Nobody in the Sacramento locker room was kind enough to openly acknowledge how shaky things have become, but I expect to see a few statements along those lines as the Kings' four-game Eastern trip continues through Toronto, Boston and then Detroit.
Assuming they haven't traded him by the time they play Chris Webber and the Pistons on Saturday, it'll be Artest's first trip back to The Palace since the infamous brawl in November, 2004. It will not, however, be Artest's first trip back to Michigan or his first interaction with Detroit fans. Last summer, when he was performing community service in Michigan, Artest attended a Tigers baseball game and was treated warmly by fans, a few of whom actually asked if they could buy him a beer.

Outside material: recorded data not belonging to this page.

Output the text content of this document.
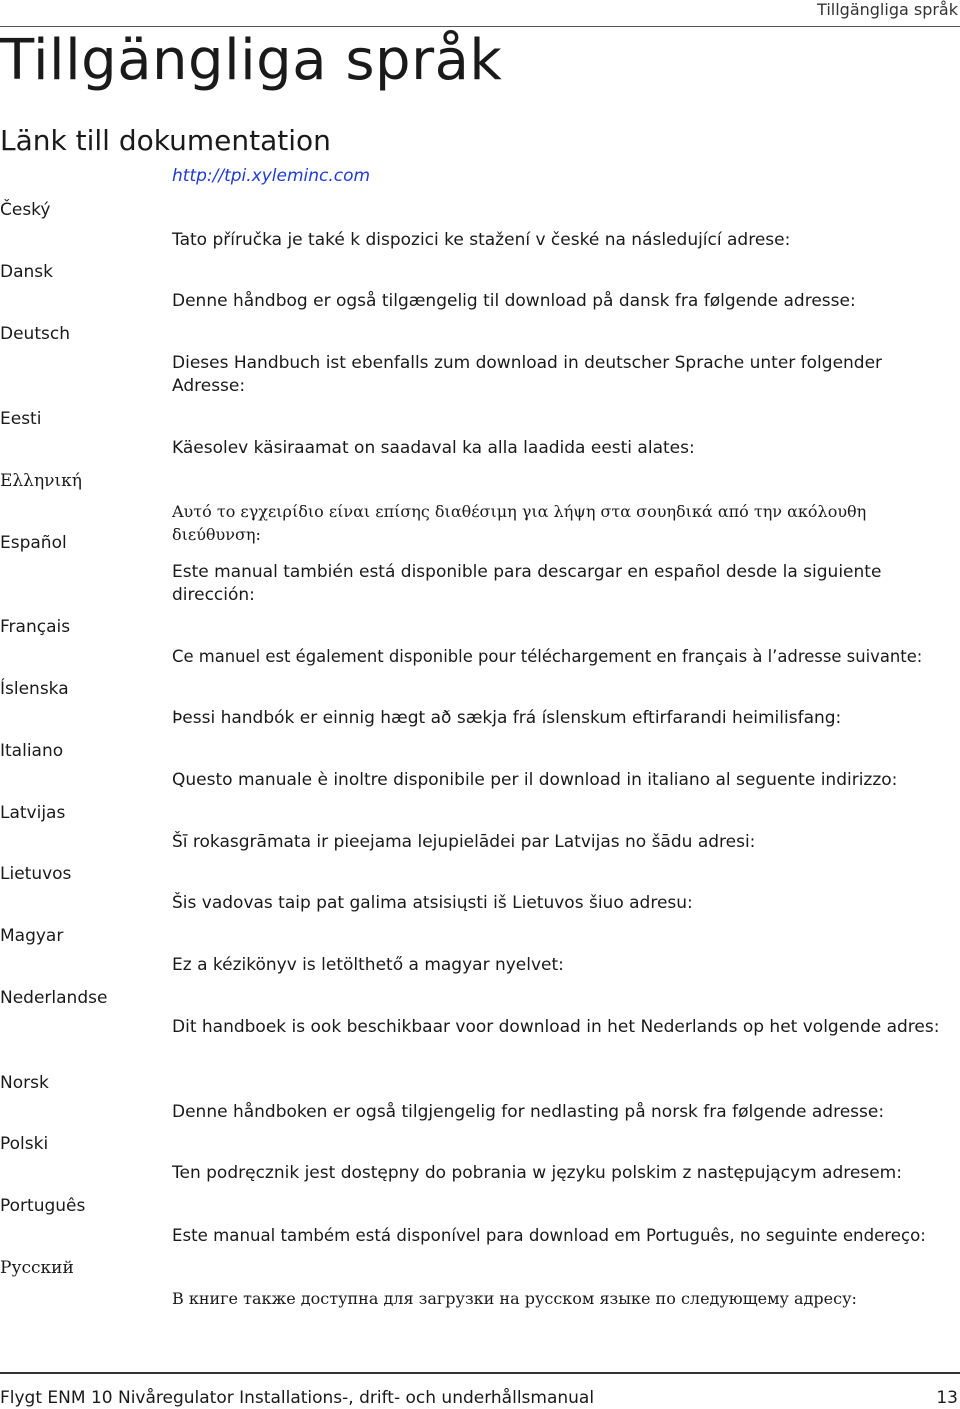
Tillgängliga språk
Tillgängliga språk
Länk till dokumentation
http://tpi.xyleminc.com
Český
Tato příručka je také k dispozici ke stažení v české na následující adrese:
Dansk
Denne håndbog er også tilgængelig til download på dansk fra følgende adresse:
Deutsch
Dieses Handbuch ist ebenfalls zum download in deutscher Sprache unter folgender Adresse:
Eesti
Käesolev käsiraamat on saadaval ka alla laadida eesti alates:
Ελληνική
Αυτό το εγχειρίδιο είναι επίσης διαθέσιμη για λήψη στα σουηδικά από την ακόλουθη διεύθυνση:
Español
Este manual también está disponible para descargar en español desde la siguiente dirección:
Français
Ce manuel est également disponible pour téléchargement en français à l’adresse suivante:
Íslenska
Þessi handbók er einnig hægt að sækja frá íslenskum eftirfarandi heimilisfang:
Italiano
Questo manuale è inoltre disponibile per il download in italiano al seguente indirizzo:
Latvijas
Šī rokasgrāmata ir pieejama lejupielādei par Latvijas no šādu adresi:
Lietuvos
Šis vadovas taip pat galima atsisiųsti iš Lietuvos šiuo adresu:
Magyar
Ez a kézikönyv is letölthető a magyar nyelvet:
Nederlandse
Dit handboek is ook beschikbaar voor download in het Nederlands op het volgende adres:
Norsk
Denne håndboken er også tilgjengelig for nedlasting på norsk fra følgende adresse:
Polski
Ten podręcznik jest dostępny do pobrania w języku polskim z następującym adresem:
Português
Este manual também está disponível para download em Português, no seguinte endereço:
Русский
В книге также доступна для загрузки на русском языке по следующему адресу:
Flygt ENM 10 Nivåregulator Installations-, drift- och underhållsmanual	13
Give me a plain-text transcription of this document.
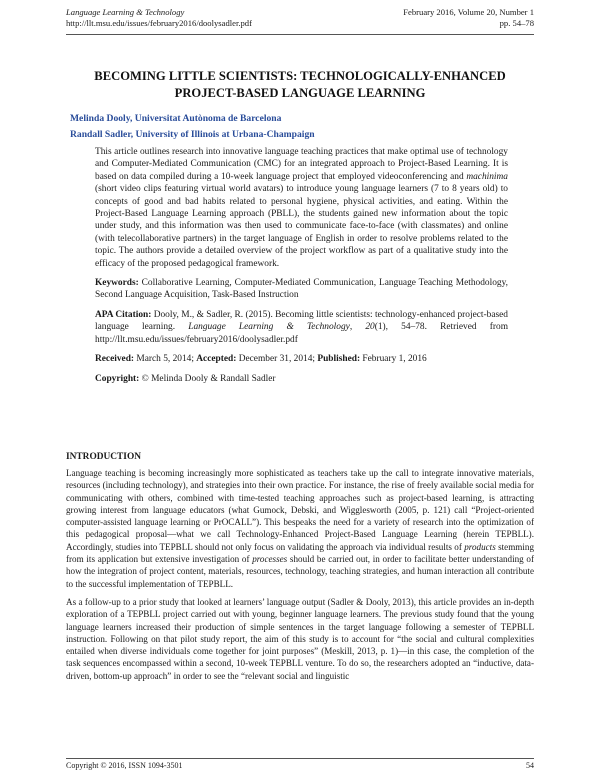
Language Learning & Technology
http://llt.msu.edu/issues/february2016/doolysadler.pdf
February 2016, Volume 20, Number 1
pp. 54–78
BECOMING LITTLE SCIENTISTS: TECHNOLOGICALLY-ENHANCED
PROJECT-BASED LANGUAGE LEARNING
Melinda Dooly, Universitat Autònoma de Barcelona
Randall Sadler, University of Illinois at Urbana-Champaign

This article outlines research into innovative language teaching practices that make optimal use of technology and Computer-Mediated Communication (CMC) for an integrated approach to Project-Based Learning. It is based on data compiled during a 10-week language project that employed videoconferencing and machinima (short video clips featuring virtual world avatars) to introduce young language learners (7 to 8 years old) to concepts of good and bad habits related to personal hygiene, physical activities, and eating. Within the Project-Based Language Learning approach (PBLL), the students gained new information about the topic under study, and this information was then used to communicate face-to-face (with classmates) and online (with telecollaborative partners) in the target language of English in order to resolve problems related to the topic. The authors provide a detailed overview of the project workflow as part of a qualitative study into the efficacy of the proposed pedagogical framework.

Keywords: Collaborative Learning, Computer-Mediated Communication, Language Teaching Methodology, Second Language Acquisition, Task-Based Instruction

APA Citation: Dooly, M., & Sadler, R. (2015). Becoming little scientists: technology-enhanced project-based language learning. Language Learning & Technology, 20(1), 54–78. Retrieved from http://llt.msu.edu/issues/february2016/doolysadler.pdf

Received: March 5, 2014; Accepted: December 31, 2014; Published: February 1, 2016

Copyright: © Melinda Dooly & Randall Sadler

INTRODUCTION

Language teaching is becoming increasingly more sophisticated as teachers take up the call to integrate innovative materials, resources (including technology), and strategies into their own practice. For instance, the rise of freely available social media for communicating with others, combined with time-tested teaching approaches such as project-based learning, is attracting growing interest from language educators (what Gumock, Debski, and Wigglesworth (2005, p. 121) call “Project-oriented computer-assisted language learning or PrOCALL”). This bespeaks the need for a variety of research into the optimization of this pedagogical proposal—what we call Technology-Enhanced Project-Based Language Learning (herein TEPBLL). Accordingly, studies into TEPBLL should not only focus on validating the approach via individual results of products stemming from its application but extensive investigation of processes should be carried out, in order to facilitate better understanding of how the integration of project content, materials, resources, technology, teaching strategies, and human interaction all contribute to the successful implementation of TEPBLL.

As a follow-up to a prior study that looked at learners’ language output (Sadler & Dooly, 2013), this article provides an in-depth exploration of a TEPBLL project carried out with young, beginner language learners. The previous study found that the young language learners increased their production of simple sentences in the target language following a semester of TEPBLL instruction. Following on that pilot study report, the aim of this study is to account for “the social and cultural complexities entailed when diverse individuals come together for joint purposes” (Meskill, 2013, p. 1)—in this case, the completion of the task sequences encompassed within a second, 10-week TEPBLL venture. To do so, the researchers adopted an “inductive, data-driven, bottom-up approach” in order to see the “relevant social and linguistic

Copyright © 2016, ISSN 1094-3501	54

It was a tossed beer, lest we forget, that triggered Artest's charge into the stands during the Palace brawl, and although I'm sure security will be extra tight for Artest's return Saturday night, I'm not so certain there isn't some knucklehead out there right now wondering what Artest would do if he was hit by another beer.
So I asked Artest that very question: "What if someone tosses a beer at you again?"
"I can't see that happening again. I just think that was a once-in-a-lifetime thing," he said.
OK, Ron, but if the people in Detroit know that's what you're thinking, it just might encourage someone to make it a twice-in-a-lifetime thing just to see what happens, no?
"I just don't see that happening again," Artest replied.
So we'll have to just wait and see if Artest behaves himself or goes after someone else at The Palace. But with the way things are going for Sacramento, don't discount the possibility of Artest somehow confronting a teammate, or maybe even his coach. Because I don't see the Kings' situation getting any better, and I don't think there are truly any once-in-a-lifetime events -- be they trades, brawls, tirades, meltdowns or unsuccessful rap projects -- when it comes to Artest.